I have a long running PHP daemon with a collection class that extends ArrayIterator. This holds a set of custom Column objects, typically less than 1000. Running it through the xdebug profiler I found my find method consuming about 35% of the cycles.

How can I internally iterate over the items in an optimized way?

class ColumnCollection extends \ArrayIterator
{
    public function find($name)
    {
        $return = null;
        $name = trim(strtolower($name));
        $this->rewind();
        while ($this->valid()) {
            /** @var Column $column */
            $column = $this->current();
            if (strtolower($column->name) === $name) {
                $return = $column;
                break;
            }
            $this->next();
        }
        $this->rewind();

        return $return;
    }
}
Matt S
  • 14,976
  • 6
  • 57
  • 76

2 Answers2

2

Your find() method apparently just returns the first Column object with the queried $name. In that case, it might make sense to index the Array by name, e.g. store the object by it's name as the key. Then your lookup becomes a O(1) call.

ArrayIterator implements ArrayAccess. This means you can add new items to your Collection like this:

$collection = new ColumnCollection;
$collection[$someCollectionObject->name] = $someCollectionObject;

and also retrieve them via the square bracket notation:

$someCollectionObject = $collection["foo"];

If you don't want to change your client code, you can simply override offsetSet in your ColumnCollection:

public function offsetSet($index, $newValue)
{
    if ($index === null && $newValue instanceof Column) {
        return parent::offsetSet($newValue->name, $newValue);
    }
    return parent::offsetSet($index, $newValue);
}

This way, doing $collection[] = $column would automatically add the $column by name. See http://codepad.org/egAchYpk for a demo.

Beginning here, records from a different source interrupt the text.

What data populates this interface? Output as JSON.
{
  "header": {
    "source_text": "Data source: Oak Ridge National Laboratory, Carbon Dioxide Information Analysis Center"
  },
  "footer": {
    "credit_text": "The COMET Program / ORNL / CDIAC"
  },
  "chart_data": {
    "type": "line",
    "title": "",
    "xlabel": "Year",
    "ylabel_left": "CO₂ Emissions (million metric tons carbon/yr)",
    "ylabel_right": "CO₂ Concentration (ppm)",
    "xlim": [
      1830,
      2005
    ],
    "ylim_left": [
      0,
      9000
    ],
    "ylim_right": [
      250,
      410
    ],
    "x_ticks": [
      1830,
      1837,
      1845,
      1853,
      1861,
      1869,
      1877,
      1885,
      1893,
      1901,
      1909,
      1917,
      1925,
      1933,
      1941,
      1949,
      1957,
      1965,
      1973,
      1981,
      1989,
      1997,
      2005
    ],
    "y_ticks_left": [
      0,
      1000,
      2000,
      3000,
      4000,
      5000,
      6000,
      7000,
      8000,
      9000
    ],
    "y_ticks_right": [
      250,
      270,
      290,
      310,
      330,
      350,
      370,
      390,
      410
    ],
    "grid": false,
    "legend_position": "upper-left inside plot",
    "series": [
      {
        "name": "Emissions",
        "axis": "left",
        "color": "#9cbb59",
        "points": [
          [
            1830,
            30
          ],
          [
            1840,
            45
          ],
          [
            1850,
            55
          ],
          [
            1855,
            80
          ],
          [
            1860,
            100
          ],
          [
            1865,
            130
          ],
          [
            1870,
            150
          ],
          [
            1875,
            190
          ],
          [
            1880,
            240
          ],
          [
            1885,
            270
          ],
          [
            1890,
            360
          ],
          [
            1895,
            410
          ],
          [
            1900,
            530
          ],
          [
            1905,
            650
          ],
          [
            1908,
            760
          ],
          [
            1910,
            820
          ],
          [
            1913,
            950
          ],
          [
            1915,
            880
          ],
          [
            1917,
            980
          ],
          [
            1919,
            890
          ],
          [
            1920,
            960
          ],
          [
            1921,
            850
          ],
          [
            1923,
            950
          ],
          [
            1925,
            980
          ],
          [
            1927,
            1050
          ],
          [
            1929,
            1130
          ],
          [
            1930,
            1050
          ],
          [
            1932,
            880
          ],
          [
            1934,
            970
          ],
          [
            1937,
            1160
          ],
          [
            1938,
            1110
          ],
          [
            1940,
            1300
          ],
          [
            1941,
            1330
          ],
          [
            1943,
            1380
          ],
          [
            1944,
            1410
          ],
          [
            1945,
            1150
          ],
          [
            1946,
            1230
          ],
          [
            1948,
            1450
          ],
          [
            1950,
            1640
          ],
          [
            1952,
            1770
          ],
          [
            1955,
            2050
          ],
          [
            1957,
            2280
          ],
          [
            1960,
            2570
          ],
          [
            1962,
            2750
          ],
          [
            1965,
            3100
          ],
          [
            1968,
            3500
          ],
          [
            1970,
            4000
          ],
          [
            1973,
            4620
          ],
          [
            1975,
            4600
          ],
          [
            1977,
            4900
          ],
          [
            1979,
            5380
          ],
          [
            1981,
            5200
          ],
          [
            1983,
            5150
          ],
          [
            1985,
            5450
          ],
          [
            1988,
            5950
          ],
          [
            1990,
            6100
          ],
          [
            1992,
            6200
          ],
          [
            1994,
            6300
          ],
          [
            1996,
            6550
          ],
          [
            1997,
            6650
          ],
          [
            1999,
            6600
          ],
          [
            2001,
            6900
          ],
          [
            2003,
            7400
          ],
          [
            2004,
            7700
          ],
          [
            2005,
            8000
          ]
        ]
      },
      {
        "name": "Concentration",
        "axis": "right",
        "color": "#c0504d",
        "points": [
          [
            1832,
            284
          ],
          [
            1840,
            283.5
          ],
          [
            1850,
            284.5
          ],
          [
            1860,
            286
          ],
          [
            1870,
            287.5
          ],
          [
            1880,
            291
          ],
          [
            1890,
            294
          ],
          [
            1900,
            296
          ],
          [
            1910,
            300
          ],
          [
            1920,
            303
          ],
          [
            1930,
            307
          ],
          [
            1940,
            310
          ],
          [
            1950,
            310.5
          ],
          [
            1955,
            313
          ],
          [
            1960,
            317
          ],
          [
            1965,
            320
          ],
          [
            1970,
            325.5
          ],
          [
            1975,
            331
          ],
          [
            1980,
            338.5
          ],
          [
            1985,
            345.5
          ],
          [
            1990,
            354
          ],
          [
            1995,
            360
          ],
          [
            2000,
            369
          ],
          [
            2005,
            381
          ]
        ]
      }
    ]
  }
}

If you use the append() method to add new elements, you just change it to:

public function append($newValue)
{
    parent::offsetSet($newValue->name, $newValue);
}

However, ArrayAccess is slower than native array access, so you might want to change your ColumnCollection to something like this:

class ColumnCollection implements IteratorAggregate 
{
    private $columns = []; // or SplObjectStorage

    public function add(Column $column) {
        $this->columns[$column->name] = $column;
    }

    public function find($name) {
        return isset($this->data[$name]) ? $this->data[$name] : null;
    }

    public function getIterator()
    {
        return new ArrayIterator($this->data);
    }
}
Gordon
  • 312,688
  • 75
  • 539
  • 559
1

I replaced the iterator method calls with a loop on a copy of the array. I presume this gives direct access to the internal storage since PHP implements copy-on-write. The native foreach is much faster than calling rewind(), valid(), current(), and next(). Also pre-calculating the strtolower on the Column object helped. This got performance down from 35% of cycles to 0.14%.

public function find($name)
{
    $return = null;
    $name = trim(strtolower($name));
    /** @var Column $column */
    foreach ($this->getArrayCopy() as $column) {
        if ($column->nameLower === $name) {
            $return = $column;
            break;
        }
    }

    return $return;
}

Also experimenting with @Gordon's suggestion of using an array keyed on name instead of using the internal storage. The above is working well for a simple drop-in replacement.

Matt S
  • 14,976
  • 6
  • 57
  • 76